Are you showing off to the other kids?

My hobbies are Judo, surfing, and the occasional rock climbing.


----------



## EMT11KDL (Dec 18, 2012)

skiing, rock climbing, kayaking, camping, and SLEEPING!!!


----------



## CritterNurse (Dec 18, 2012)

I knit hats.

During the past year I knitted a bunch of hats, and sold them at a craft-fair. I sold all but 2 toddler sized hats. I also got a LOT of requests for adult sized 'critter' hats. Most of my requests are for monkeys. And it seems like every time I get one finished, I have another request or two added to the list. At the rate I knit, I'll be lucky to finish my current list of requests before winter is over. It takes anywhere from 3 days to a week to finish a hat, depending on the amount of free-time I have to work on them. And since I've had an invite to two different craft fairs for next fall because of the hats I had at fair earlier this month, I expect I'll be very busy knitting next year.


----------



## ffemt8978 (Dec 18, 2012)

CritterNurse said:


> I knit hats.
> 
> During the past year I knitted a bunch of hats, and sold them at a craft-fair. I sold all but 2 toddler sized hats. I also got a LOT of requests for adult sized 'critter' hats. Most of my requests are for monkeys. And it seems like every time I get one finished, I have another request or two added to the list. At the rate I knit, I'll be lucky to finish my current list of requests before winter is over. It takes anywhere from 3 days to a week to finish a hat, depending on the amount of free-time I have to work on them. And since I've had an invite to two different craft fairs for next fall because of the hats I had at fair earlier this month, I expect I'll be very busy knitting next year.

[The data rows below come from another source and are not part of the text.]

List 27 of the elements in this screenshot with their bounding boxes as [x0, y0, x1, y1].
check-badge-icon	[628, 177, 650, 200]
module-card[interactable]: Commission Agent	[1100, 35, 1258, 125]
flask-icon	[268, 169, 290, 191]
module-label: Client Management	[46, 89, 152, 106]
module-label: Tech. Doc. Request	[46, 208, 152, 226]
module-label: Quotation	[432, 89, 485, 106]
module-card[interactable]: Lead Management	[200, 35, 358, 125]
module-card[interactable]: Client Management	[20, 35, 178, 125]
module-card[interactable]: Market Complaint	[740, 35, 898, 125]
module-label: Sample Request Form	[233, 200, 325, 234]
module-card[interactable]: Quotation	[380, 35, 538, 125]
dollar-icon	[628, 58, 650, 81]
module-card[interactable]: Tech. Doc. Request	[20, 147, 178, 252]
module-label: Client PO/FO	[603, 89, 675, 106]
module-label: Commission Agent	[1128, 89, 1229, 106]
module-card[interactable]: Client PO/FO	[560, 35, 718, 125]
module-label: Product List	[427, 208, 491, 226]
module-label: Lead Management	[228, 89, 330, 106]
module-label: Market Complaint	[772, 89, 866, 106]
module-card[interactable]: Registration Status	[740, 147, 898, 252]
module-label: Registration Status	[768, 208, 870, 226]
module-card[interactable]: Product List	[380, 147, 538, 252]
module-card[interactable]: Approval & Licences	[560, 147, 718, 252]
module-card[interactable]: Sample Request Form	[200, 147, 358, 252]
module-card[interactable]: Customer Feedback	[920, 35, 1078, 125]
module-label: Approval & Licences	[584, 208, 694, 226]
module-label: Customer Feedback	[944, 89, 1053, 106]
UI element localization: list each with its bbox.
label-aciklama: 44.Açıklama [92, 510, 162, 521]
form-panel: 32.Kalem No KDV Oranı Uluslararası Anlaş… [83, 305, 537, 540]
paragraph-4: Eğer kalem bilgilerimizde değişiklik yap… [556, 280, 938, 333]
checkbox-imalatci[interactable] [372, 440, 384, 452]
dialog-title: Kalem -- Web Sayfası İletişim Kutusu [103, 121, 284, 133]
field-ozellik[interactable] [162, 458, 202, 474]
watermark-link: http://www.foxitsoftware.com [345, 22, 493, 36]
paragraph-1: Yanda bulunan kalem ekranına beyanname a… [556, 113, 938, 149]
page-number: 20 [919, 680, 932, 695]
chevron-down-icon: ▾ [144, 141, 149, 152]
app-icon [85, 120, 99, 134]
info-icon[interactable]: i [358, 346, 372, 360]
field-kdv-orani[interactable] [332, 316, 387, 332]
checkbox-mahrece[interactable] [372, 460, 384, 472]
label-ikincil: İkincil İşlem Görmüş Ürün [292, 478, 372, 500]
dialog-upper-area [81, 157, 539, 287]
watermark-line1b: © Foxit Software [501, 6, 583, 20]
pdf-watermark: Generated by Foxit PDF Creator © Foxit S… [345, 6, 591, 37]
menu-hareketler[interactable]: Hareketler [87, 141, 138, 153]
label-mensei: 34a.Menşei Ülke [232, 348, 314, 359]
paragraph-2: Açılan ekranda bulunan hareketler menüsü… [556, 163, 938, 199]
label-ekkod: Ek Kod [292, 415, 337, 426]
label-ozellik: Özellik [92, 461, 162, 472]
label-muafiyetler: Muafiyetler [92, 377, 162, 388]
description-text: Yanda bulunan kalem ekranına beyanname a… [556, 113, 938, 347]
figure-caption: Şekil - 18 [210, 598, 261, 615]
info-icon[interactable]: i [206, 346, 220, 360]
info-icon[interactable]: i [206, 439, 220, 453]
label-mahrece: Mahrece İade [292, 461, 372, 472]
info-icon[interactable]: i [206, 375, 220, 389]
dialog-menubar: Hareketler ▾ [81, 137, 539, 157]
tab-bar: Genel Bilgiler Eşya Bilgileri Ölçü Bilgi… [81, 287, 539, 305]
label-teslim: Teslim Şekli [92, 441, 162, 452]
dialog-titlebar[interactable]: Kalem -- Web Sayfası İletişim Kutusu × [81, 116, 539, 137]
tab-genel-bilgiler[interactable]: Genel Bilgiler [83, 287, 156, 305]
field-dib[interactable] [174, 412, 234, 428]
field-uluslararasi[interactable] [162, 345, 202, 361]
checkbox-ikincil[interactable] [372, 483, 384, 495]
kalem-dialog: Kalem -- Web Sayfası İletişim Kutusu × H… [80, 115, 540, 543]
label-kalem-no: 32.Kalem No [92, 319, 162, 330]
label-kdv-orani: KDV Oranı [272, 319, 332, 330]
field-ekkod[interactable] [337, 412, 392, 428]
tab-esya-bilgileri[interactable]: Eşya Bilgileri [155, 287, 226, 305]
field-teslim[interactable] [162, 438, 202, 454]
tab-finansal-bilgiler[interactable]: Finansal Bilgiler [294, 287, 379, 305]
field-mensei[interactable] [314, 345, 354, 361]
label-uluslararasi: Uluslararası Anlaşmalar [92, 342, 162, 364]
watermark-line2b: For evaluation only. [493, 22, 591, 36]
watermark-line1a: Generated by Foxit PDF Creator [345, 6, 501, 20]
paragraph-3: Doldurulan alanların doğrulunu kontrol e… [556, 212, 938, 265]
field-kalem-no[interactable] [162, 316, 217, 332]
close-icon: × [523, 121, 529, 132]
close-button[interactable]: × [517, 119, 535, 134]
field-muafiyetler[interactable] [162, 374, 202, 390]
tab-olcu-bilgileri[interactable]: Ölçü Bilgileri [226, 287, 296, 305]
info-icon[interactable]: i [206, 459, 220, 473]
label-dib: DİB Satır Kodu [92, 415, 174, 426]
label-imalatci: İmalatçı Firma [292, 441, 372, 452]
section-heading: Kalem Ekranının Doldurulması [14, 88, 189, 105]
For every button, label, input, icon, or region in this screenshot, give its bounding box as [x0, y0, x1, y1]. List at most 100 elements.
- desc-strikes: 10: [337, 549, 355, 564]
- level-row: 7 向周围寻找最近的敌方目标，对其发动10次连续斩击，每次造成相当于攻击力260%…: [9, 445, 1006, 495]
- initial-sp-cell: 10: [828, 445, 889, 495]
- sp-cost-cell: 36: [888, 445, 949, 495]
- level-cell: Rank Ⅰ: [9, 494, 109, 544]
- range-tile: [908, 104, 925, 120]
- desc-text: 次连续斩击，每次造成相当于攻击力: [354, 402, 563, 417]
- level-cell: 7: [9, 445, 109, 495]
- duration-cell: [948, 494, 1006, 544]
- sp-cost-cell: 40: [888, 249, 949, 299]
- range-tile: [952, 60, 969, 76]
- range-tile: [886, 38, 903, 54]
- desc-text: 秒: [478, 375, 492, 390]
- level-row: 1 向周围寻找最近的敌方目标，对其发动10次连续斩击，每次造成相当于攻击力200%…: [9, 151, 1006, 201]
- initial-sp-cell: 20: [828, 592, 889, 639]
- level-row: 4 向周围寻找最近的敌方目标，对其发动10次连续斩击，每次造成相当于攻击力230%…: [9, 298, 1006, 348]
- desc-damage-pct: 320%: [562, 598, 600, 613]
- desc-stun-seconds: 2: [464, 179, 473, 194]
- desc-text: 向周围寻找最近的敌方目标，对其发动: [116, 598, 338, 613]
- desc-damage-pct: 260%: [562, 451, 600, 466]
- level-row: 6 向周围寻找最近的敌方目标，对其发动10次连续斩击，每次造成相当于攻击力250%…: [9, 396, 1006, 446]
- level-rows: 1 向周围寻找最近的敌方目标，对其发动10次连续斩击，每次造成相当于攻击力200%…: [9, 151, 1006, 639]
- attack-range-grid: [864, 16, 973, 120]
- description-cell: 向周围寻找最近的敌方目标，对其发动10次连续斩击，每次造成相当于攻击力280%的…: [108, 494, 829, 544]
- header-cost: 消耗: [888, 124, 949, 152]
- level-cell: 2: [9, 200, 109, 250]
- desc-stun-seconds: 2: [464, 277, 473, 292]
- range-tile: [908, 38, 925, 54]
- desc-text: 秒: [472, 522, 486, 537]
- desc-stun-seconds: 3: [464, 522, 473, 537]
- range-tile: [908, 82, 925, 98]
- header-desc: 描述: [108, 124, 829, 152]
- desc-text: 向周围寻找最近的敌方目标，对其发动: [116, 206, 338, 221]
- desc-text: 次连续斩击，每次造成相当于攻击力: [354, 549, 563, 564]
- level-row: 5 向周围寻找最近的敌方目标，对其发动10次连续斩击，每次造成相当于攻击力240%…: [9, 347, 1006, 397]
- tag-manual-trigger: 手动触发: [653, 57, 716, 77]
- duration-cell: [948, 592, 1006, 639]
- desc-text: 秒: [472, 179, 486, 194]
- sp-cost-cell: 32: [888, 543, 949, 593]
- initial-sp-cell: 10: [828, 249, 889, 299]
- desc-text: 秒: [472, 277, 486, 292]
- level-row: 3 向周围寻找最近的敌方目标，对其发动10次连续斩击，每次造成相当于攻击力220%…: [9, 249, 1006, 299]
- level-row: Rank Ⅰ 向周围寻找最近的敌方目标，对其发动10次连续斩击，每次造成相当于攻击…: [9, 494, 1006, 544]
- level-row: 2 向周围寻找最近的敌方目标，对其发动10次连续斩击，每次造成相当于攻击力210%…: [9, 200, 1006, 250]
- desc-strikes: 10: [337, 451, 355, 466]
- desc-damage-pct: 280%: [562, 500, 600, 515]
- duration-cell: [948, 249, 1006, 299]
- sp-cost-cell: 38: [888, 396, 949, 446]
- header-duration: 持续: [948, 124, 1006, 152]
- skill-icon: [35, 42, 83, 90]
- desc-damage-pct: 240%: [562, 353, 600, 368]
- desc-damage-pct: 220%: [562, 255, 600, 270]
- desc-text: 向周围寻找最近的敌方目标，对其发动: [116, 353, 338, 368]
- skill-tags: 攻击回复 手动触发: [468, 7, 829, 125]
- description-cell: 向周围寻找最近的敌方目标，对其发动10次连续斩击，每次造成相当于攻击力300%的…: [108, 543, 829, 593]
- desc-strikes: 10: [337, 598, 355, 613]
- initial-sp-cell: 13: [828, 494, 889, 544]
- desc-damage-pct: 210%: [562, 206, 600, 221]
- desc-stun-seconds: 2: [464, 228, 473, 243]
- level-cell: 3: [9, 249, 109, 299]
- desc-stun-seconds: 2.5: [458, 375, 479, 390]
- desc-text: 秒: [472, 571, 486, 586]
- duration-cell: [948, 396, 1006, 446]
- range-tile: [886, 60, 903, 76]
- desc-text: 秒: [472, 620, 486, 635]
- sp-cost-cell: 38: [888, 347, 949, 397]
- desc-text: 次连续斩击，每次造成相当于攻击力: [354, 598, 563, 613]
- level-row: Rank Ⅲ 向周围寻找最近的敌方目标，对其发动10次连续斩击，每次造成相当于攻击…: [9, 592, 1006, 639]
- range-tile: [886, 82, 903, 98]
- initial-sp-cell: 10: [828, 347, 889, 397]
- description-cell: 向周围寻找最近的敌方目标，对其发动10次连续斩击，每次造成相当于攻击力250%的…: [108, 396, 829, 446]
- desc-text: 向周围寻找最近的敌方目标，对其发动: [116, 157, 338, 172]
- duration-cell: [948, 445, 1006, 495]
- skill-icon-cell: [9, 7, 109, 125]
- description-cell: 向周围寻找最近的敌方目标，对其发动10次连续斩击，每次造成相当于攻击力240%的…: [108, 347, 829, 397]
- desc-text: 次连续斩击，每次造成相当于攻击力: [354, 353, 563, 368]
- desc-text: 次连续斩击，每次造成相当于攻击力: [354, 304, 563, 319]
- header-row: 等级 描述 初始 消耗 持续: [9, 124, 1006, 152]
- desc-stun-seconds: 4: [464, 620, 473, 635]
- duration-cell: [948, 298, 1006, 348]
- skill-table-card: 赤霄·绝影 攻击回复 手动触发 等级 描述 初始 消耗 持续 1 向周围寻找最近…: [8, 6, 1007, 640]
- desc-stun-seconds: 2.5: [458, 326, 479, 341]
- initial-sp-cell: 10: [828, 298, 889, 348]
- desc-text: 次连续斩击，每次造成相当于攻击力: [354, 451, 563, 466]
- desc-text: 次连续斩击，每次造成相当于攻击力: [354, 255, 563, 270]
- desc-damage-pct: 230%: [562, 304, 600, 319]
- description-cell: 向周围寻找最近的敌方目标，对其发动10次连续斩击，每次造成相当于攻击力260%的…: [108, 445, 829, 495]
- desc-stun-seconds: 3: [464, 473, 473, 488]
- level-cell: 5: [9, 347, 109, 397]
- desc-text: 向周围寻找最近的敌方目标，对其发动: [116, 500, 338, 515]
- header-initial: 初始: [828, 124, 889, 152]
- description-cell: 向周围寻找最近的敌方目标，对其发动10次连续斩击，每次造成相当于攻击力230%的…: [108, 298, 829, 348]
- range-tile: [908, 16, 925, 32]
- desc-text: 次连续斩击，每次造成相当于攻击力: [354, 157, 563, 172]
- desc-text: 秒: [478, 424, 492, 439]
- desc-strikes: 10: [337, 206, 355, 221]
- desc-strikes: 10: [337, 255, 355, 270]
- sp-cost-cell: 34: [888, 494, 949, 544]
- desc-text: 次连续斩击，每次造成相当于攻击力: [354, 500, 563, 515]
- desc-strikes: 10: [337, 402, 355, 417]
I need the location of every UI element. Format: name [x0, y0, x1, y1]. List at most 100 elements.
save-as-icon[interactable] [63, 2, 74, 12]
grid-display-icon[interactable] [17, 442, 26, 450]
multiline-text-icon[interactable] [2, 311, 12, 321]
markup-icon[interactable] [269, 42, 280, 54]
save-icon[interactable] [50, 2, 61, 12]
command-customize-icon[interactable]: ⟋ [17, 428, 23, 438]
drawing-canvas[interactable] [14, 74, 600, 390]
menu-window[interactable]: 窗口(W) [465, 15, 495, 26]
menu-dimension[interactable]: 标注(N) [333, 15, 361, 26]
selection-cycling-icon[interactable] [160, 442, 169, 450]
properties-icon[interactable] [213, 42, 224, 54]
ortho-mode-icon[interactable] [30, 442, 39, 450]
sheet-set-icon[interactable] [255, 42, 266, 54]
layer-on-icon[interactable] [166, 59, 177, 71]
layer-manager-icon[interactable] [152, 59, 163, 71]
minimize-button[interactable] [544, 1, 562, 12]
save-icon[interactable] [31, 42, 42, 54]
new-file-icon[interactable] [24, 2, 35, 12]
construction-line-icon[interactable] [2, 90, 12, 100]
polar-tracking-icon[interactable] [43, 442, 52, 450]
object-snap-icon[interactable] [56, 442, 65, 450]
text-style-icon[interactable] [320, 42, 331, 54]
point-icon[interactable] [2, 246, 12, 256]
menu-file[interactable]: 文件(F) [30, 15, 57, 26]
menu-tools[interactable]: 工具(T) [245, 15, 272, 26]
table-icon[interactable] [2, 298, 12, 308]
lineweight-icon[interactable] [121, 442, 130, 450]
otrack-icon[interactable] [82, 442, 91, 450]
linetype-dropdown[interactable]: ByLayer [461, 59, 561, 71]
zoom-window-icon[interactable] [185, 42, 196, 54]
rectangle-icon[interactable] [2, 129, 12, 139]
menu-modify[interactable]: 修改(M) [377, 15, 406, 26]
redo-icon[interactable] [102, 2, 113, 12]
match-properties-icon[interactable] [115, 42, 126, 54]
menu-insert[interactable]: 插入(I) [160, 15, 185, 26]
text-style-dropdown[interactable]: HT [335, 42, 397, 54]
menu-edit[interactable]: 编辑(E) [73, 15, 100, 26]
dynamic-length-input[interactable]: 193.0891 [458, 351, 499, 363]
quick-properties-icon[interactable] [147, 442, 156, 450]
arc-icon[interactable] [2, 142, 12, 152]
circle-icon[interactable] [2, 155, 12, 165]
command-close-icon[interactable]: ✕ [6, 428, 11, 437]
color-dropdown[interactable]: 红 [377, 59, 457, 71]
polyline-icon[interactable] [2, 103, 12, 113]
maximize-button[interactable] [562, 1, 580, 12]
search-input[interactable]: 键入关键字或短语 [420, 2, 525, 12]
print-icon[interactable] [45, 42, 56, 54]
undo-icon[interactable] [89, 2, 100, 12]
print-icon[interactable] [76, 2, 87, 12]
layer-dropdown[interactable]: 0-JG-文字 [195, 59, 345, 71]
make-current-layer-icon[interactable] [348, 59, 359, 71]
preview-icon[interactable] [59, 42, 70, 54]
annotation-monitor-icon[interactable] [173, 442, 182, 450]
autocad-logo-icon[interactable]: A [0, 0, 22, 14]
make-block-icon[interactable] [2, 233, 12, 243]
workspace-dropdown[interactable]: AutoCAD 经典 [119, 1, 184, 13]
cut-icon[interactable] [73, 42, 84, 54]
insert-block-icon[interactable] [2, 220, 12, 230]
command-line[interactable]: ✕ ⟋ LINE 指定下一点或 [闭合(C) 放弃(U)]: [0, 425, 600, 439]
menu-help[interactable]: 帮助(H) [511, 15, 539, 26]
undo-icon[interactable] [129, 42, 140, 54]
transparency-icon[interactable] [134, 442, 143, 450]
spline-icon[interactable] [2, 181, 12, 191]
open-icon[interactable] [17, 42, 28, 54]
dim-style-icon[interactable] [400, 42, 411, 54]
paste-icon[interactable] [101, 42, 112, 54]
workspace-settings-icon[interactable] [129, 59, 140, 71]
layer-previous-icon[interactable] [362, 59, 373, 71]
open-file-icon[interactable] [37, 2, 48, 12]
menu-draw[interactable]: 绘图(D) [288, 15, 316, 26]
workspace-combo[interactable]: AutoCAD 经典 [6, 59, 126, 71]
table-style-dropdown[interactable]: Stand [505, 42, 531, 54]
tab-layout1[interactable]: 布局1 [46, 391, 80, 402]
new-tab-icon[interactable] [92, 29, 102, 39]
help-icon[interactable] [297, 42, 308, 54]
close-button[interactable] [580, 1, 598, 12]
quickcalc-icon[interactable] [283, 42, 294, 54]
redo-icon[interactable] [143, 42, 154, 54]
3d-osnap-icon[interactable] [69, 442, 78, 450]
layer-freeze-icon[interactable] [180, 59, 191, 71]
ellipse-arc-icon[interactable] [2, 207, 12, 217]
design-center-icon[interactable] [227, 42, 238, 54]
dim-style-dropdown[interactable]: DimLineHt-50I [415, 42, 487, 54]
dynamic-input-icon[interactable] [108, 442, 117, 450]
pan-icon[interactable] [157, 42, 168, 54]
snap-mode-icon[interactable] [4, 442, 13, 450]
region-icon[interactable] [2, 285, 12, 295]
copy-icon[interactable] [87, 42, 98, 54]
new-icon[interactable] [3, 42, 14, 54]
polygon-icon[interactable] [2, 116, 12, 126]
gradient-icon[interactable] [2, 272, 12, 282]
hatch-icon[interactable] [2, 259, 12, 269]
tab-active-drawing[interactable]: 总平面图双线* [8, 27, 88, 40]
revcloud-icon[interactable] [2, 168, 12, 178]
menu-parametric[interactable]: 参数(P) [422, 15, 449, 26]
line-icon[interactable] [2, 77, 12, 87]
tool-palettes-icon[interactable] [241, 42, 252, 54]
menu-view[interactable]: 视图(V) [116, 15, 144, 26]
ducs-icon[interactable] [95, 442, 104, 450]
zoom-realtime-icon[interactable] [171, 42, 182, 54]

Now I know what Chimpie has been doing with his money.  :rofl:


----------



## Obstructions (Dec 18, 2012)

I play french horn...hopefully after all these years of etudes and music theory I'll be able to put it to use in a great ensemble...somewhere.


----------



## bryanpearl (Dec 19, 2012)

CritterNurse said:


> I knit hats.
> 
> During the past year I knitted a bunch of hats, and sold them at a craft-fair. I sold all but 2 toddler sized hats. I also got a LOT of requests for adult sized 'critter' hats. Most of my requests are for monkeys. And it seems like every time I get one finished, I have another request or two added to the list. At the rate I knit, I'll be lucky to finish my current list of requests before winter is over. It takes anywhere from 3 days to a week to finish a hat, depending on the amount of free-time I have to work on them. And since I've had an invite to two different craft fairs for next fall because of the hats I had at fair earlier this month, I expect I'll be very busy knitting next year.



Those are pretty cool!


----------



## bryanpearl (Dec 19, 2012)

ffemt8978 said:


> Perforating compressed wood pulp with high velocity lead and copper.



I like to do this also, except mine is mainly paper at the local indoor range for fun/stress relief. Oh those poor paper birds...


----------



## AtlasFlyer (Dec 19, 2012)

Restoration and playing of vintage radios (Deco & WWII era)
Photography (Rural landscapes, old barns, etc)
Reading (anything EXCEPT chick-lit)
Writing (Have one book published and a few others in the processing queue)


----------



## SSwain (Dec 19, 2012)

bryanpearl said:


> I like to do this also, except mine is mainly paper at the local indoor range for fun/stress relief. Oh those poor paper birds...



Mine happen to be poor the Skeet and clay pidgeons.  They never stand a chance.
Tried IDPA and cowboy action shooting...not my style.
Did a few three gun competitions...my knees can't hold out for too long at the speeds and movements needed.
Trap, Skeet and Sporting clays... that's my wheelhouse.
Started 1000 yd long range last year. That is getting to be a reallllly expensive hobby.


----------